In January 1913, one Ohio couple took advantage of US Postal Service’s new parcel service to make a very special delivery: their infant son. The Beagues paid 15 cents for his stamps and an unknown amount to insure him for $50, then handed him over to the mailman, who dropped the boy off at his grandmother’s house about a mile away. People who mailed their children weren’t handing them over to a stranger. In rural areas, many families knew their mailman quite well.
It has always been a system of trust. Today, though email and Amazon have replaced a lot of their job, it is still our most trusted organization.
The 2020 election will definitely not look like any other election in American history. A record number of states will allow for expanded early voting options including vote by mail. Although mail balloting, sometimes known as absentee voting, has been around since the Civil War, it has come under new scrutiny this year as Trump has claimed that this type of voting is open to fraud. This is not true.
What we should be worried about, is whether Trump’s Post Office can handle the influx of ballots with all the recent budget cuts. There are tight deadlines on when ballots must be received. Most require the ballot to be postmarked on or before Election Day and they must be received by the Board of Elections within 7 days of the election. The mail is already backlogged. Imagine what it will look like with a hundred million mail in ballots.
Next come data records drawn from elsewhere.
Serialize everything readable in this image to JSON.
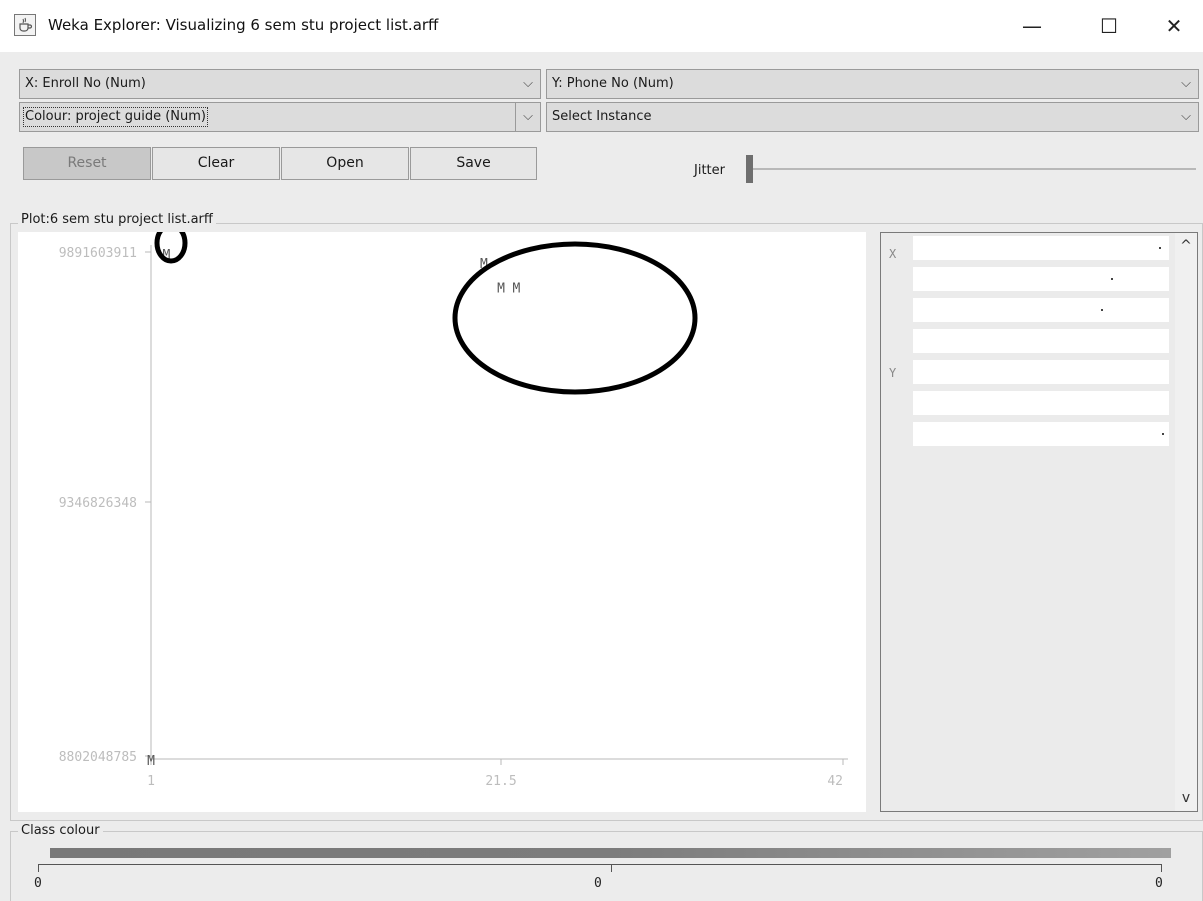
{
  "window": {
    "title": "Weka Explorer: Visualizing 6 sem stu project list.arff",
    "icon": "java-cup-icon",
    "controls": {
      "minimize": "—",
      "maximize": "☐",
      "close": "✕"
    }
  },
  "selectors": {
    "x_axis": "X: Enroll No (Num)",
    "y_axis": "Y: Phone No (Num)",
    "colour": "Colour: project guide (Num)",
    "instance": "Select Instance"
  },
  "buttons": {
    "reset": "Reset",
    "clear": "Clear",
    "open": "Open",
    "save": "Save"
  },
  "jitter": {
    "label": "Jitter",
    "value": 0
  },
  "plot": {
    "label": "Plot:6 sem stu project list.arff",
    "marker": "M"
  },
  "chart_data": {
    "type": "scatter",
    "marker": "M",
    "x_ticks": [
      "1",
      "21.5",
      "42"
    ],
    "y_ticks": [
      "9891603911",
      "9346826348",
      "8802048785"
    ],
    "xlim": [
      1,
      42
    ],
    "ylim": [
      8802048785,
      9891603911
    ],
    "points": [
      {
        "x": 1.9,
        "y": 9891603911
      },
      {
        "x": 20.5,
        "y": 9872000000
      },
      {
        "x": 21.5,
        "y": 9820000000
      },
      {
        "x": 22.4,
        "y": 9820000000
      },
      {
        "x": 1.0,
        "y": 8802048785
      }
    ],
    "annotations": [
      "ellipse around top-left point",
      "ellipse around center cluster"
    ]
  },
  "attribute_panel": {
    "x_label": "X",
    "y_label": "Y",
    "scroll_up": "^",
    "scroll_down": "v",
    "bars": [
      {
        "dot": 0.97
      },
      {
        "dot": 0.78
      },
      {
        "dot": 0.74
      },
      {
        "dot": null
      },
      {
        "dot": null
      },
      {
        "dot": null
      },
      {
        "dot": 0.98
      }
    ]
  },
  "class_colour": {
    "label": "Class colour",
    "ticks": [
      "0",
      "0",
      "0"
    ]
  }
}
Make sure you vote as early as possible. If you can, go to the post office instead of putting it in a blue box (which is as sanitary as anything else you touch), drive to the mail-in location, or drop it off the day of at your polling place. Don’t wait until the last minute. This year we need to work with the Postal Service, like the Founding Fathers did in the colonies to make sure letters got to their recipients. “We are Americans. We get the job done.” (I have to stop rewatching Hamilton).